Prosze o pomoc, moze ktos zna idiom po angielsku:

Nie czyń drugiemu co Tobie nie miło


----------



## jazyk

I think this is similar to _Don't do unto others what you don't want others to do unto you_.


----------



## JakubikF

First of all, it should be "Nie czyń drugiemu, co Tobie nie miłe"


----------



## fragile1

Rozne zrodla roznie podaja, lacznie z pochodzeniem samego zdania. Moja wersje podaje np. USJP - Uniwersalny Slownik Jezyka Polskiego. 
Ciekawe jest pochodzenie samego zdania Chiny, Kant, przyslowie polskie.
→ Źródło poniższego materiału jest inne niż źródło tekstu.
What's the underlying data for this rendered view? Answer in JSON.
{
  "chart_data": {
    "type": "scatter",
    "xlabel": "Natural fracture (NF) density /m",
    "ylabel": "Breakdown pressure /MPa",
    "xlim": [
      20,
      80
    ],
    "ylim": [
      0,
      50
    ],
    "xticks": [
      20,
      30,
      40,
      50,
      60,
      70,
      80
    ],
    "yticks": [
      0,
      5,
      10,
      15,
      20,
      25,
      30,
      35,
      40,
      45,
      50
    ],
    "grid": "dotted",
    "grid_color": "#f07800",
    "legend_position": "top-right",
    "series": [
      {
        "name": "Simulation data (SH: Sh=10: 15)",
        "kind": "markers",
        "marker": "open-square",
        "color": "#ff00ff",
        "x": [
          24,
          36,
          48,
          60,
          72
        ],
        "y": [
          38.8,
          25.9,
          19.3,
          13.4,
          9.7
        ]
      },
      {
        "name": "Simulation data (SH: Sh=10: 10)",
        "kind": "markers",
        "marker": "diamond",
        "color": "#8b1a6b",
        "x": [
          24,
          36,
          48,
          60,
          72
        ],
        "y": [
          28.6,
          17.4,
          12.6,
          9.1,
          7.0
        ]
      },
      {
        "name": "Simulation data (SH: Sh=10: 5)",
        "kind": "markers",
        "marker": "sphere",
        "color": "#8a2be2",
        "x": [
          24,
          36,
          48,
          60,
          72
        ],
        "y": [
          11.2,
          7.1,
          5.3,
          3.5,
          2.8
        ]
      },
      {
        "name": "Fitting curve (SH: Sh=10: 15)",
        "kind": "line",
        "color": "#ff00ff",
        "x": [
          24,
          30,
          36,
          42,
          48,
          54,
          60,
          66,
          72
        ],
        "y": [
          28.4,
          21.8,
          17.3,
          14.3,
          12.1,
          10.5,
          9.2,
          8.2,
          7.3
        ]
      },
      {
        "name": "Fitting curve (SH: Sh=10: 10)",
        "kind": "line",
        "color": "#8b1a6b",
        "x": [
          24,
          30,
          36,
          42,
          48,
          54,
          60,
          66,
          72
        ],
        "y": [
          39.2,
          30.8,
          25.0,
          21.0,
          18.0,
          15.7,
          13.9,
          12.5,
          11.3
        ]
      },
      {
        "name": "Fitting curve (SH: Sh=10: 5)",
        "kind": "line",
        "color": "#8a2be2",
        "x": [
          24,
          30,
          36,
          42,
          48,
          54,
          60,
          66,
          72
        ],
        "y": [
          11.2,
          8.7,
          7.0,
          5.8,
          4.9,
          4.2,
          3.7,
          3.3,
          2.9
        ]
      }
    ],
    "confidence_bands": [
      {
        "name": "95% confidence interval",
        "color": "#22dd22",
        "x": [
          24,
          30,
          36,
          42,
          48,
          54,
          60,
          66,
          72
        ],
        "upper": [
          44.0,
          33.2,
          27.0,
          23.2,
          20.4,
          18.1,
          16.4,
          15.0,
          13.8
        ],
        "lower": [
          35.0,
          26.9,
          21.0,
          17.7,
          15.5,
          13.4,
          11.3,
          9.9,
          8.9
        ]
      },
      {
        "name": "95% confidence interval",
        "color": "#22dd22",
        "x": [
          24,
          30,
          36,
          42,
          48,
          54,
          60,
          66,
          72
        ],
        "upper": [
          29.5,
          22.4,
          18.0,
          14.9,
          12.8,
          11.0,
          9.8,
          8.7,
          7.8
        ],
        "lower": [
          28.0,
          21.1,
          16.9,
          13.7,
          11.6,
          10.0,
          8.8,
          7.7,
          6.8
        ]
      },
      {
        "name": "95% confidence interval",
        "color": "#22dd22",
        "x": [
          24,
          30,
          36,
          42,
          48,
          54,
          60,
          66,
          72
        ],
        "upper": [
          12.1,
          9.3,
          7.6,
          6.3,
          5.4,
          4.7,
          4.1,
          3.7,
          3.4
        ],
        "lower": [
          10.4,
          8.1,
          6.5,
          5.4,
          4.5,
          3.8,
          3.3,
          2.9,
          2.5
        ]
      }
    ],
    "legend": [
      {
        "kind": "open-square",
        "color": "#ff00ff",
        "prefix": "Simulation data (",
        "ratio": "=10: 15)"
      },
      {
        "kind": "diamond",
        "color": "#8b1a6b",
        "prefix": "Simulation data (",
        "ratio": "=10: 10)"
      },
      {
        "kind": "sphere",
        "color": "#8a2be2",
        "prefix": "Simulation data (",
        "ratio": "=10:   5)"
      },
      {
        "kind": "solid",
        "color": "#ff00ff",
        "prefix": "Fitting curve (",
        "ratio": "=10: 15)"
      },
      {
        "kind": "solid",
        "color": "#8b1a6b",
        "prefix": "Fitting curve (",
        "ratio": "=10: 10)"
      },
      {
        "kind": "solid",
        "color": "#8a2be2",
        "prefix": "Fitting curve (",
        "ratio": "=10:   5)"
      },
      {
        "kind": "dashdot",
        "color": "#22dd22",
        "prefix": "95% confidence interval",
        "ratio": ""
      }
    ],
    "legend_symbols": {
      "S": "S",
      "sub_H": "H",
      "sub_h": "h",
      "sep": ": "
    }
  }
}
Nie zmienia to faktu, ze zdanie jest ciekawe i niebanalne w tlumaczeniu, co widac i za co dziekuje JAZYKowi


----------



## arturolczykowski

Raczej spotyka sie to powiedzenie w tej formie:

Do as you would be done by
Do unto others as you would have them do unto you


----------



## fragile1

Dziekuje


----------



## Thomas1

Hm... też bym raczej powiedział "Nie czyń drugiemu, co Tobie nie miłe". Wersja "Nie czyń drugiemu, co Tobie nie miło" brzmi dość odlegle w porównaniu do tego czego się używa...


----------



## dn88

arturolczykowski said:


> Raczej spotyka sie to powiedzenie w tej formie:
> 
> Do as you would be done by
> Do unto others as you would have them do unto you



Quoted for truth.


----------



## dn88

JakubikF said:


> First of all, it should be "Nie czyń drugiemu, co Tobie nie miłe"



Second, I think it should be "Nie czyń drugiemu, co Tobie niemiłe".


----------



## Thomas1

Spot-on, dn88.


----------